Limit social media use

Cutting down on social media during the holidays can help you cut down on stress, too.

“We often make assumptions about other people’s level of happiness without seeing the full picture,” Dr. Potter warns. “But what you see online is just a highlight reel of their holiday.”

Scaling back can give you a better perspective — and help you feel more content with what you have, rather than longing for what you don’t.

“It can relieve you of feeling like you have to live up to something,” she adds. “You may be better able to focus on the fact that the holidays are about connecting, quality time and sharing joy with others — not just one ‘perfect’ photo or video.”

Take care of yourself

When you’re in the throes of holiday blues, it can be hard to be kind to your body and mind. But it’s important to try. Here’s what Dr. Potter recommends for practicing self-care this season:

  • Do something you love. “Take some time to do something you enjoy, even if you don’t feel like it,” she urges.
  • Prioritize sleep. Try not to let your sleep schedule fall by the wayside, as getting enough high-quality sleep is critical for good physical and mental health.
  • Go outside. Yes, even if it’s cold! Getting outside in the daylight (whether it’s sunny or not) has been shown to boost mood.
  • Move your body. Healthy habits often take a backseat during the busy holiday season, but physical activity is a proven way to improve your mental health.

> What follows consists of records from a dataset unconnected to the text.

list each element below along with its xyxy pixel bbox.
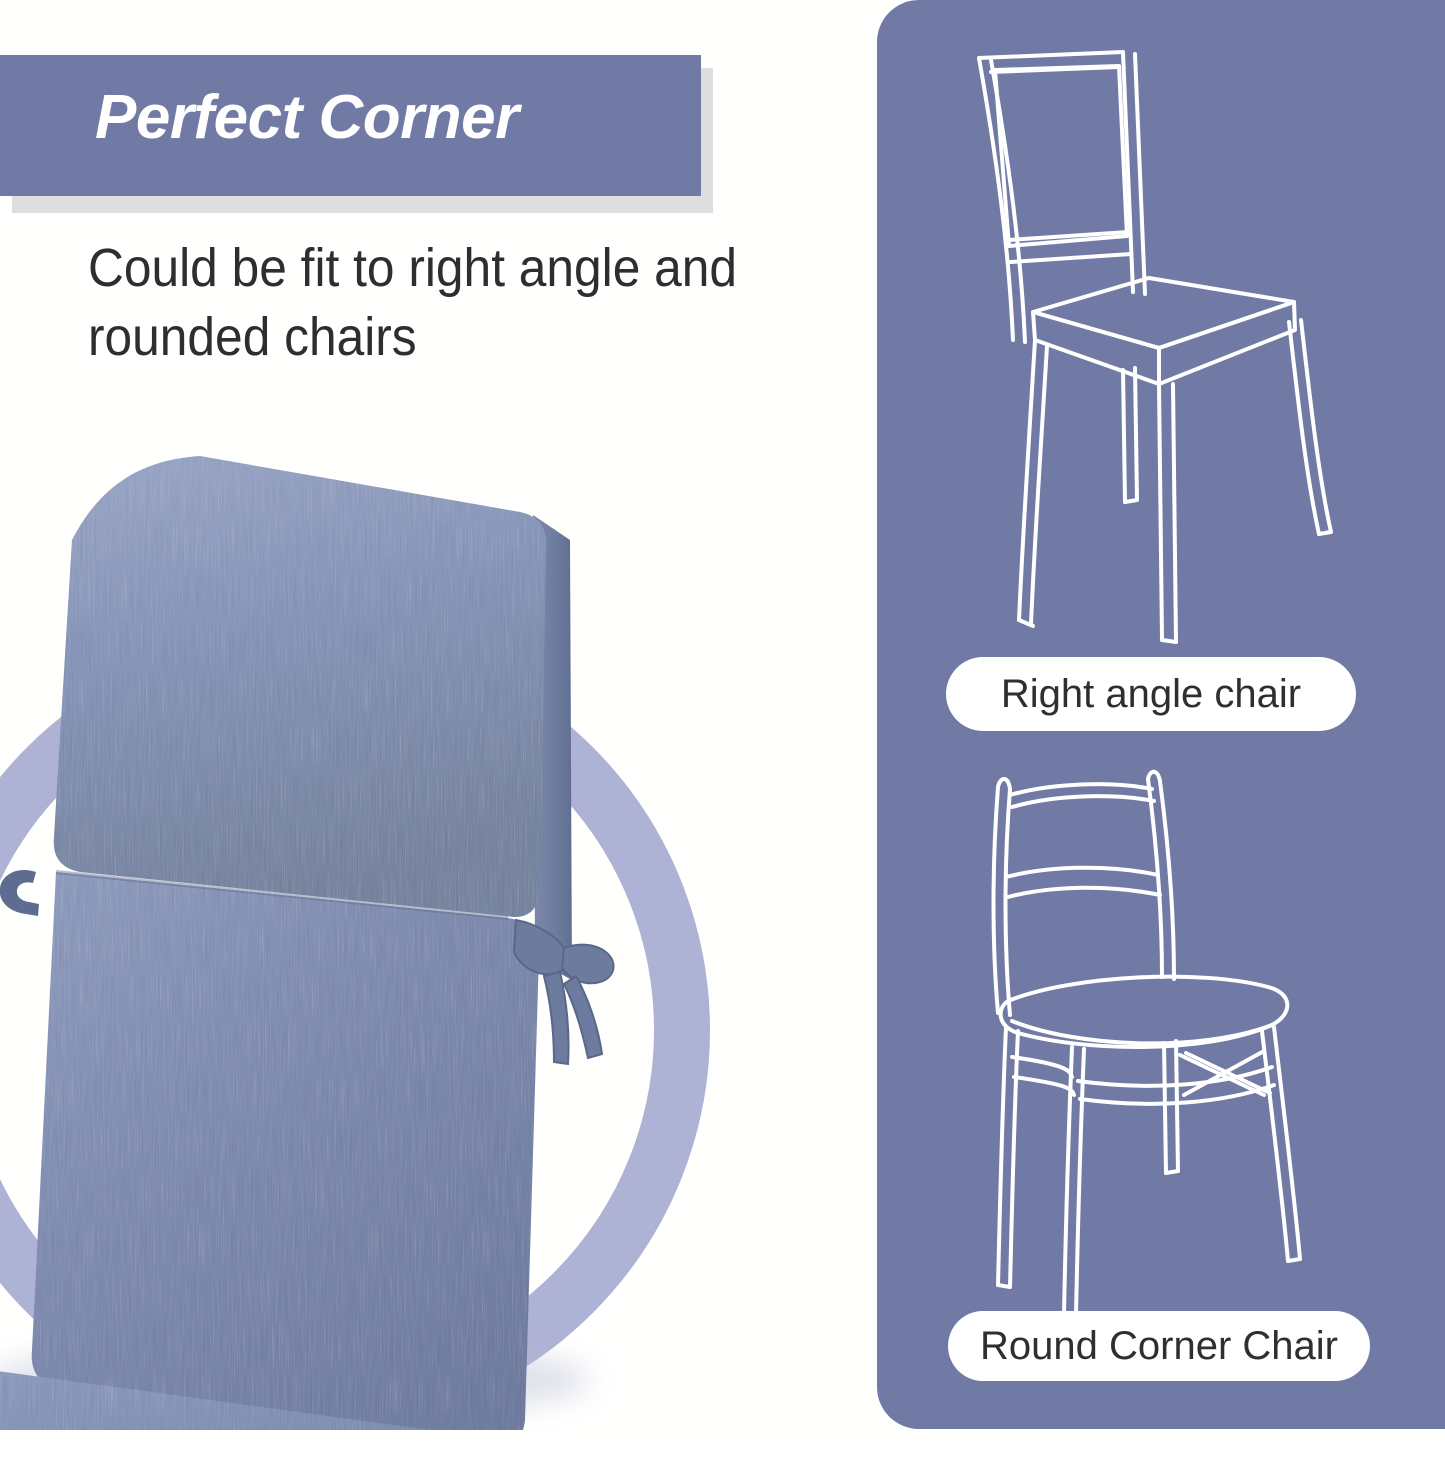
page-title: Perfect Corner — [95, 82, 519, 153]
marketing-slide: Perfect Corner Could be fit to right ang… — [0, 0, 1445, 1445]
label-right-angle-chair: Right angle chair — [946, 657, 1356, 731]
product-image-cushion — [0, 420, 680, 1430]
tie-strap-left — [0, 870, 39, 916]
round-corner-chair-icon — [972, 765, 1352, 1325]
cushion-back-pillow — [54, 456, 547, 917]
right-angle-chair-icon — [937, 40, 1367, 650]
cushion-back-panel — [32, 872, 539, 1430]
label-round-corner-chair: Round Corner Chair — [948, 1311, 1370, 1381]
page-subtitle: Could be fit to right angle and rounded … — [88, 234, 787, 372]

“You can choose to take care of yourself, even while you’re feeling low,” Dr. Potter encourages.

Seek support

Holiday depression can be hard to shake, even if you’re doing all the “right” things. But professional support and guidance can help.

“If you have access to a therapist, you can discuss these feelings with them,” Dr. Potter says. “If you don’t have a therapist and think it might be a good idea, this is the time to consider reaching out.”

Final thoughts

“Blue Christmas” may be a great holiday song, but it’s not exactly the state of mind you want to be in.

“The holidays can shine a spotlight on what you feel you’re lacking in life,” Dr. Potter says. “But remember: You aren’t obligated to have a perfect holiday, and that doesn’t make you any less of a person or any less valuable to the people who love you.”

Oh, and one more important reminder: This too shall pass. Though the season can feel never-ending, there’s a light at the end of the proverbial tunnel: January is just a few weeks away!